Monika habe ich 1997 gegründet – ich erinnere mich sehr gut an das Tapetekleben und Stempeln auf die erste Single. Wir hatten ein Minibüro in der Monumentenstraße – Jackie A. war meine Assistentin. Wir wussten nicht, was wir tun, aber wir versuchten alles und hatten Spaß und glaubten an die Musik. Der Zeitgeist war noch von der Wiedervereinigung geprägt – für mich als Westberlinerin war der Osten immer noch neu und aufregend. Es gab aber nur Techno oder Stadium-Rock. Wir machten Wohnzimmer. Das Label sollte nicht für DJ’s, sondern für Künstler sein.
Wenn Du die letzten 20 Jahre Revue passieren lässt: Was hat sich in dieser Zeit verändert? Sind die Bedingungen für Musikerinnen besser geworden?

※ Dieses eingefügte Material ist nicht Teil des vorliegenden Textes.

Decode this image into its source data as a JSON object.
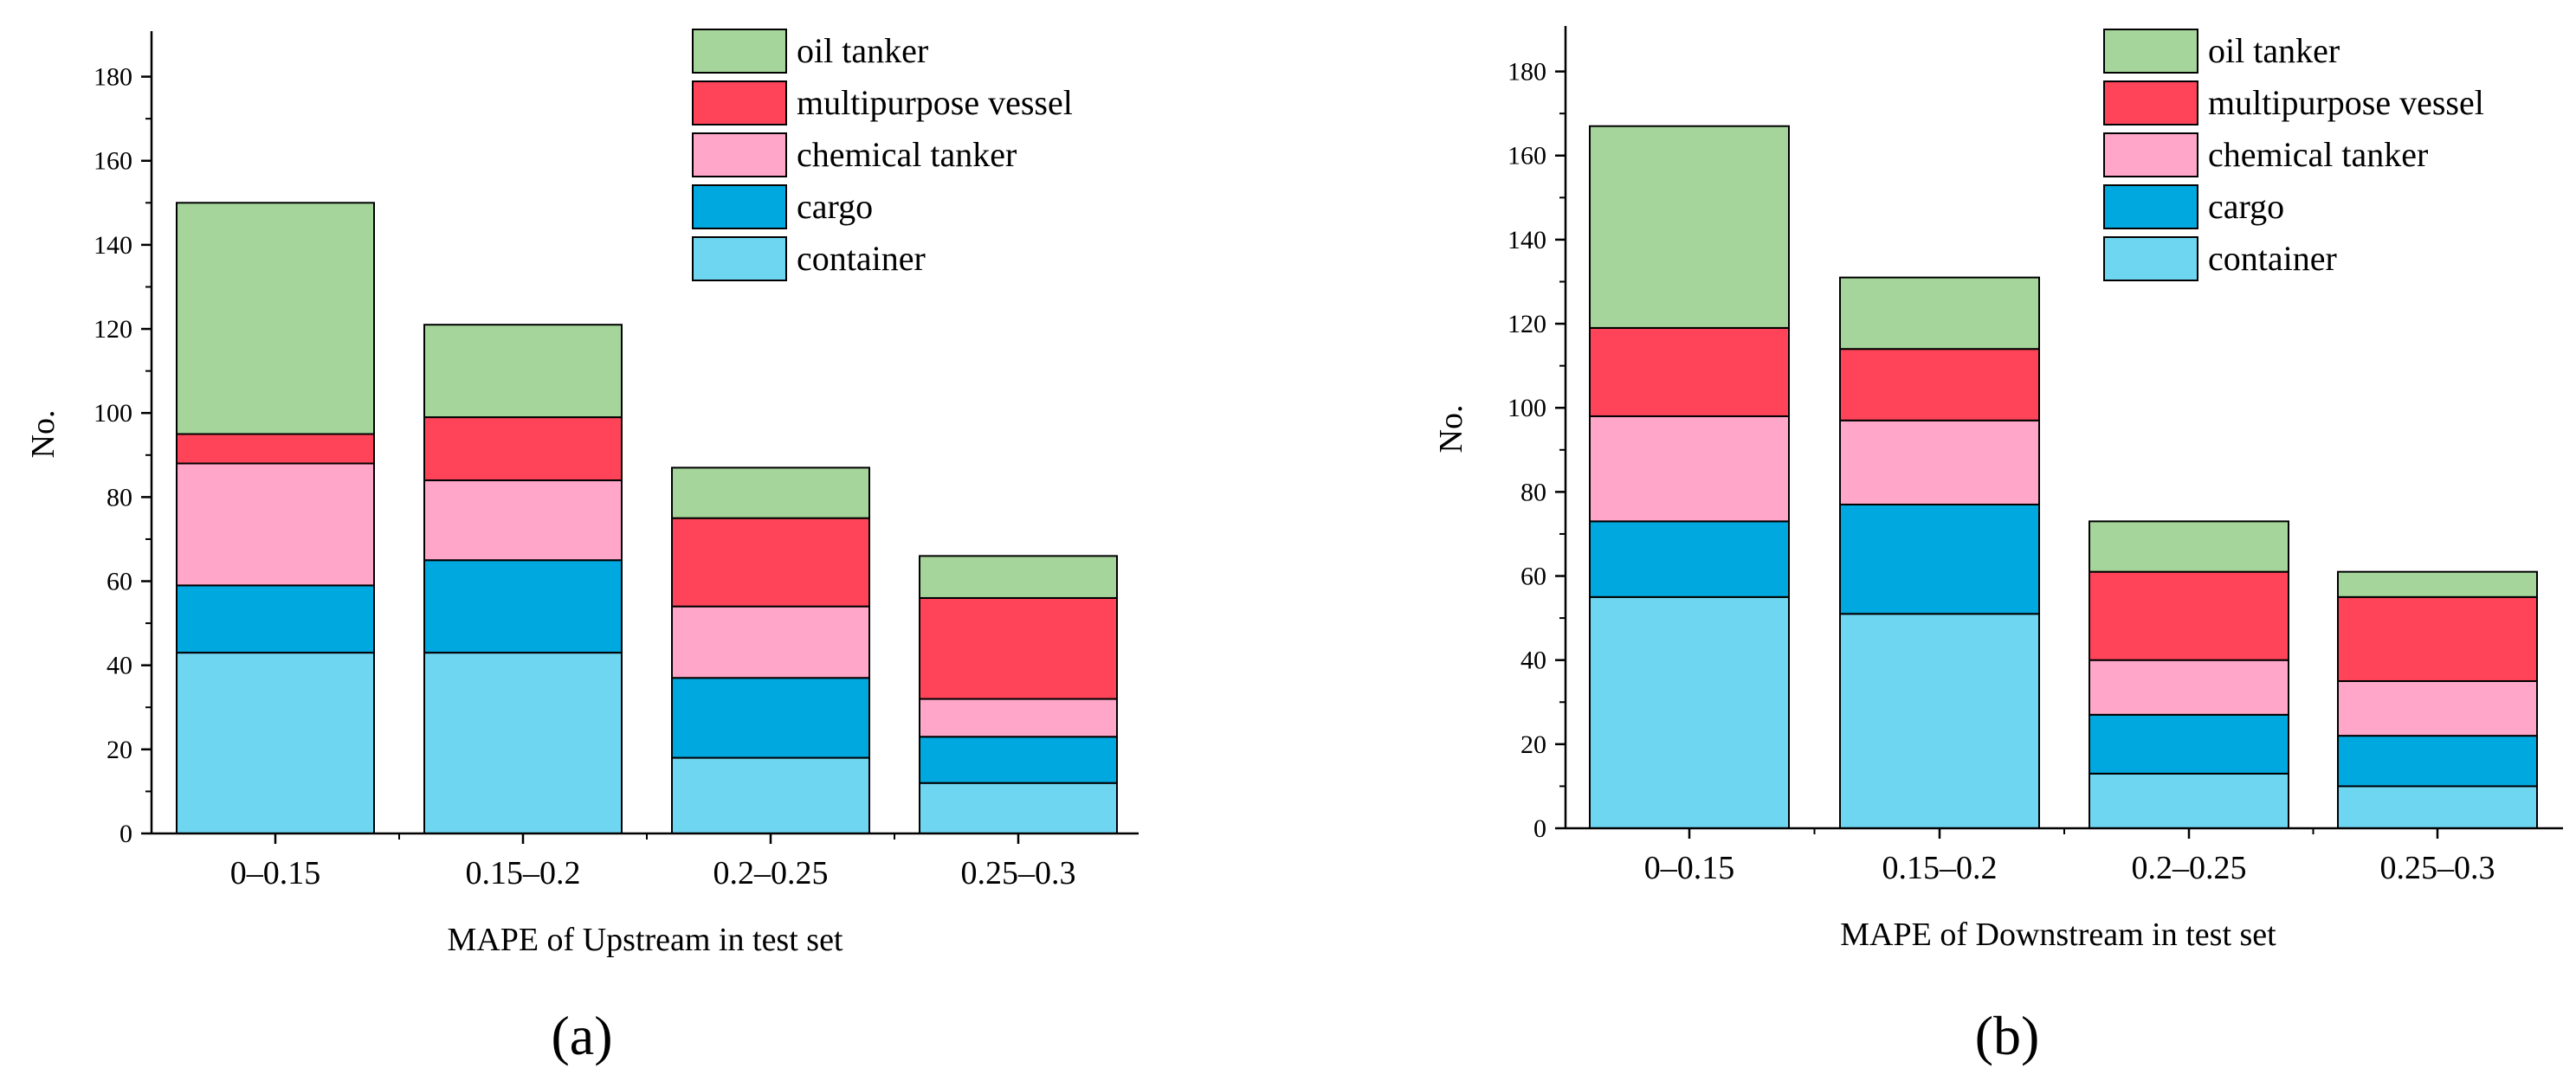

Oh je. Leider nein. Heute muss eine Künstlerin sehr viel selber in die Hand nehmen, sich selbst vermarkten, viele Gigs spielen und die Verkäufe sind sehr schlecht. Glücklicherweise gibt es ein paar Musik-Förderungen, die hier helfen. Es ist ähnlich wie bei den Bildenden Künstlern oder beim Theater – es ist fast unmöglich oder zumindest sehr schwer, eine künstlerische Karriere selber zu finanzieren.
Als DJ und Electromusikerin bist Du ja wohl ziemlich technikaffin. Wie kamst Du überhaupt zur Electro-Musik und hast Du Dir alles selbst beigebracht?

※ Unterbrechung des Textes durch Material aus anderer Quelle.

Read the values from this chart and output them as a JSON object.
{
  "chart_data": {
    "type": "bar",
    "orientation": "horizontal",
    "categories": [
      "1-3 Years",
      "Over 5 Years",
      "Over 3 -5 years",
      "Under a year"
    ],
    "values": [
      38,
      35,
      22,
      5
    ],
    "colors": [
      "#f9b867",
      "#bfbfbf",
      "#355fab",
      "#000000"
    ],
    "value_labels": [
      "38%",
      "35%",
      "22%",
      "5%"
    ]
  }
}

Ich habe bereits in den 80ern mit „Mania D.“ Synthie und Schlagzeug gespielt. Kopf und Körper habe ich das immer genannt. Der KorgMS20 war damals der beliebteste Synth, weil er auch günstig war. Mit Matador fingen wir dann mit Computern an- damals noch Atari – später Mac. Ja, ich bin immer recht angstlos an die Sachen rangegangen.
2015 hast Du das Format Monika Werkstatt erfunden. Was war die Idee dahinter?

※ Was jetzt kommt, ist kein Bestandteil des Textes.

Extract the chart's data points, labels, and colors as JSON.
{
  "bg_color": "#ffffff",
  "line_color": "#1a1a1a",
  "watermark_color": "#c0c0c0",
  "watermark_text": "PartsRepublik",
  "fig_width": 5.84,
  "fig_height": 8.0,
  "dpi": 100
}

Die Idee ist geklaut, vom Label „fmp“ ( (free music production). Die haben sowas im Freejazz-Bereich gemacht schon in den 70ern. Ich wollte die Struktur aufbrechen, die Arbeit an der Musik in den Vordergrund stellen, also die Werkstatt. Das Kollektiv aufleben lassen. Alles Künstlerische ist immer so mit einem Geheimnis umgeben, als ob es nur zum Spaß ist und Künstler ja nur im Café abhängen. die meisten Menschen wissen nicht, wieviel Arbeit hinter einem Album steckt. Richtige Arbeit. Musik hat Wert. Das wollte ich thematisieren. Freiheit ist das andere wichtige Thema.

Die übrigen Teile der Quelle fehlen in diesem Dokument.